I want to filter a column based on a column from another frame, but I get errors stating that the column from the other frame does not exist. Not sure what I'm doing wrong here, as it seems to fit the description of what the with_context docs describe.

main.rs

use polars::prelude::*;

fn main() {
    let df0 = df! {
        "id" => [1, 2, 3],
        "name" => ["foo", "bar", "baz"],
    }
    .unwrap()
    .lazy();
    let other_df = df! {
        "other_id" => [1,2,2,1],
        "name" => ["w", "x", "y", "z"],
    }
    .unwrap()
    .lazy();

    let lf = df0.with_context(&[other_df]);
    let res = lf
        .filter(col("id").is_in(col("other_id")))
        .collect()
        .unwrap();
    println!("{:?}", res);
}

Cargo.toml

[dependencies]
polars = {git = "https://github.com/pola-rs/polars", branch = "master", features = ["lazy", "is_in"]}

Edit: If i do select instead of filter, I don't get an error.

let res = lf
    .select(&[col("id").is_in(col("other_id"))])
    .collect()
    .unwrap();
Cory Grinstead
  • 511
  • 3
  • 16

1 Answers1

0

Ran into this problem today. The workaround I found was to abuse column remappings to force the is_in expression to save as a boolean mask, which does what the select statement above does but explicitly. I don't use the Rust version (only the Python one atm) but I looked up the API again and it seems pretty similar, though I don't know if the Rust API is explicitly updated as often as the Python or JavaScript ones.

It seems to be a very specific thing with how with_context interacts with .filter() and I'm not entirely sure why.

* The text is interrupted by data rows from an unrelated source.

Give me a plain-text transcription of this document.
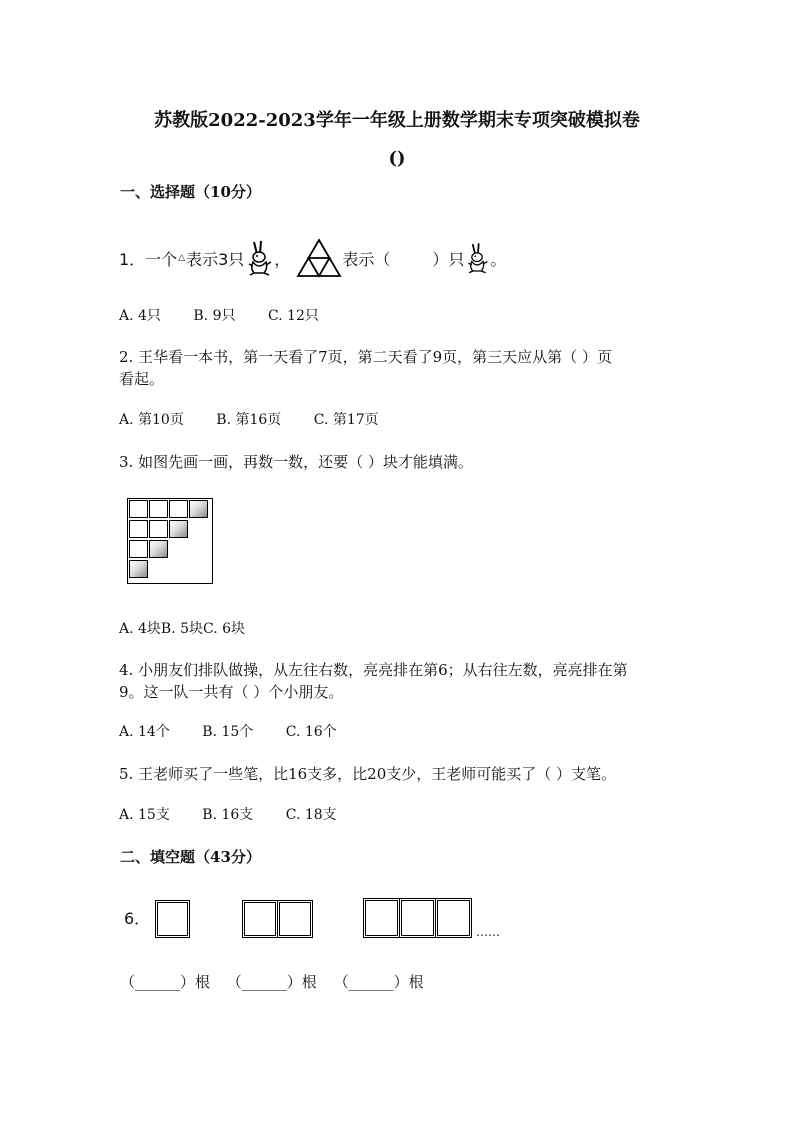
苏教版2022-2023学年一年级上册数学期末专项突破模拟卷
()
一、选择题（10分）
1．一个 △ 表示3只 ，	表示（
	）只 。
A. 4只 B. 9只 C. 12只
2. 王华看一本书，第一天看了7页，第二天看了9页，第三天应从第（ ）页
看起。
A. 第10页 B. 第16页 C. 第17页
3. 如图先画一画，再数一数，还要（ ）块才能填满。
A. 4块B. 5块C. 6块
4. 小朋友们排队做操，从左往右数，亮亮排在第6；从右往左数，亮亮排在第
9。这一队一共有（ ）个小朋友。
A. 14个 B. 15个 C. 16个
5. 王老师买了一些笔，比16支多，比20支少，王老师可能买了（ ）支笔。
A. 15支 B. 16支 C. 18支
二、填空题（43分）
6．
……
（______）根 （______）根 （______）根
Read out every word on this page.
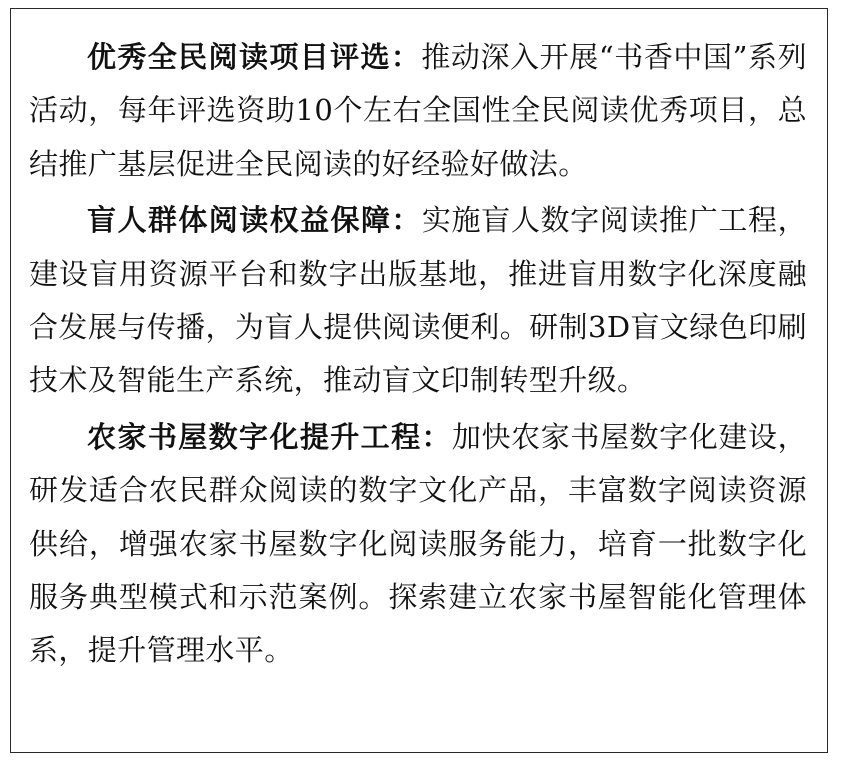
优秀全民阅读项目评选：推动深入开展“书香中国”系列活动，每年评选资助10个左右全国性全民阅读优秀项目，总结推广基层促进全民阅读的好经验好做法。

盲人群体阅读权益保障：实施盲人数字阅读推广工程，建设盲用资源平台和数字出版基地，推进盲用数字化深度融合发展与传播，为盲人提供阅读便利。研制3D盲文绿色印刷技术及智能生产系统，推动盲文印制转型升级。

农家书屋数字化提升工程：加快农家书屋数字化建设，研发适合农民群众阅读的数字文化产品，丰富数字阅读资源供给，增强农家书屋数字化阅读服务能力，培育一批数字化服务典型模式和示范案例。探索建立农家书屋智能化管理体系，提升管理水平。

The best and most explicit workaround I found is to use .with_column() which doesn't seem to have the same issues, at least in the version of Polars I'm currently using (py-polars 0.16.2)

When using with_context, it's easier to assume a differing column which can be generated on the fly using .select(), col(), or all() with chained .suffix() or .prefix statements. If you look at the resulting LazyFrame from any with_context statement, with_context attaches the columns in the lzf.columns structure.

import polars as pl
...
...
lzf_filtered = lzf
.with_context(filtering_lzf)
.with_columns([
    pl.col(col_to_filter)
    .is_in(pl.col(filtering_col))
    .alias("some_col_name")    
]).filter(pl.col("some_col_name")

You can then select or drop the additional columns however you choose. My advice would be don't stack contexts. It can get really messy over time. I just usually use regex filtering in pl.col() if I've stacked up columns I don't want, or explicit filtering if I'm pruning a data set.

While I appreciate that this isn't in exactly the same language, the stylistic changes from the Rust API are fairly minimal from the Python one. I'm not gonna screw it up by actually writing Rust when I don't really use it, but given that they are basically using the same code base,

Hopefully that helps someone else stuck with the same problem.